Zira bu yanlış bilgiler halkımızda bilgi kirliliğine ve dosyada ismi geçen kişiler üzerinde baskılara neden olmaktadır.
Vekili olduğumuz dosya ile ilgili basına doğru bir bilgiler vermek isteriz:
1) Öncelikle Pınar GÜLTEKİN hayatta iken yanarak ölmemiştir. Bu husus 30.10.2020 tarihli İstanbul Adli Tıp Kurumu 1. Adli Tıp İhtisas Kurulu raporu ile sabittir. Yine 17.06.2022 tarihli Adnan Menderes Üniversitesi Tıp Fakültesi Adli Tıp Bilirkişi Kurulu Raporuna göre maktul Pınar GÜLTEKİN’in hayatta iken yangına maruz kalmadığı İLMEN tespit edilmiştir. Tüm bunlara ve dosyada bulunan başkaca delillere dayanılarak Mahkemece Pınar Gültekin’in yakılarak öldürülmediğine, olayda canavarca hisle ve eziyet çektirerek ölüm olayının GERÇEKLEŞMEDİĞİNE kanaat getirilmiştir. Ancak yanlış yönlendirme ile bu husus basın önünde maktulün kesin bir şekilde yanarak öldürüldüğü şeklinde yalan bilgi ile servis edilmiştir.
2) Müvekkil Cemal Metin AVCI’nın maktulün peşini bırakmadığı iddiası da gerçeği yansıtmamaktadır. Tam aksine maktul, Cemal Metin AVCI’nın peşini bırakmamış kendisini maddi ve manevi olarak şantaj ve tehditle sürekli sömürmüştür. Maktulün kardeşi S.G.’in kolluk huzurunda vermiş olduğu beyanında maktul Pınar Gültekin’in Cemal Metin AVCI’yı tehdit ettiğini açıkça beyan etmiştir. Hatta tehdit ve şantajla müvekkilden alınan paralar maktul tarafından maktulün kendi aile bireylerine dahi gönderilmiştir. BU HUSUS DOSYAYA GİREN MAKTULÜN HESAP HAREKETLERİ İLE MAHKEMECE DE TESPİT
EDİLMİŞTİR.
Yine Maktulün ev arkadaşı olan C.T beyanında müvekkilim Cemal Metin Avcı’nın Maktul Pınar Gültekin tarafından sürekli olarak tehdit ve şantaja maruz bırakıldığı, haksız paralar alındığı mahkeme kayıtlarına şerh edilmiştir.
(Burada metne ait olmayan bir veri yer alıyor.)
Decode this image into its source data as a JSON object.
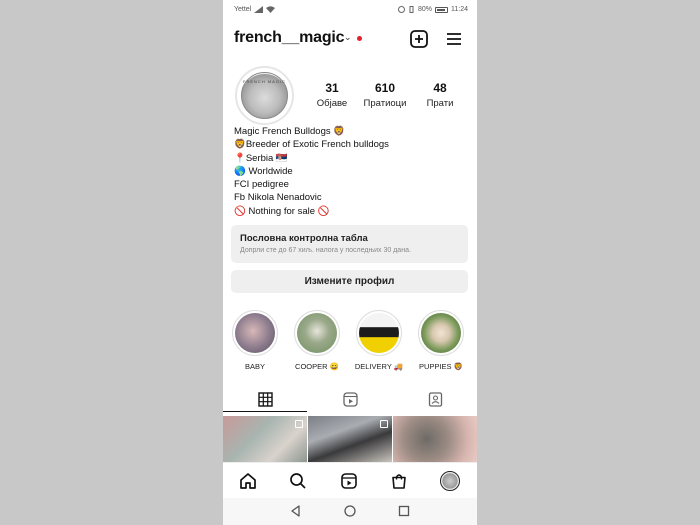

3) Cemal Metin AVCI, sürekli olarak maktul tarafından tehdide ve şantaja maruz kalmış ve son güne kadar maddi – manevi olarak ciddi bir şekilde sömürülmüştür. Artık sömürülecek ve maktulün menfaat temin edeceği bir şey kalmayınca müvekkilin bilinci kapatılmak suretiyle vücut bütünlüğüne, bedenine halel getirilerek (müvekkilin mahkeme huzurundaki beyanından da anlaşılacağı üzere) ne acıdır ki vekil eden iğfale maruz bırakılmıştır. Buna ilişkin fotoğraflar maktul tarafından sürekli olarak Cemal Metin AVCI’ya karşı tehdit ve şantaj unsuru olarak kullanılmıştır. Maktul elinde olan bu kayıtlar ile daha büyük menfaatler elde etmek için bazı kişilerden akıl almaya çalışmıştır. Henüz maktul kayıp iken bir işletmeci ile kolluk görevlisi arasında 20.07.2020 tarihinde geçen konuşmada “elinde Muğla’daki bir işletmeciye ait görüntülerin var olduğunu, bu görüntüleri yayınlarsam biter bu, para istesem demişti” şeklinde yazışmalar olduğu sabittir. Mahkeme dosyasında mübrez bulunan banka hesap hareketleri ile işbu görüntülere ilişkin yazışmalar, Maktulün kardeşi ve ev arkadaşının beyanları bir arada değerlendirdiğinde maktul, Cemal Metin AVCI’yı tuzağa çekerek kendisinden tehdit ve şantaj ile haksız olarak menfaat elde ettiği açıktır. Bu baskılar altında Cemal Metin AVCI, maktulün istediği paraları her defasında vermek zorunda kalmıştır. Bitmez tükenmez istekler karşısında maddi ve manevi olarak zora düşen Cemal Metin AVCI son olarak maktul ile konuşup elinde bulunan görüntüleri almak istemiş ancak maktulün devam eden haksız tahrikleri karşısında bir anda söz konusu eylem vuku bulmuştur.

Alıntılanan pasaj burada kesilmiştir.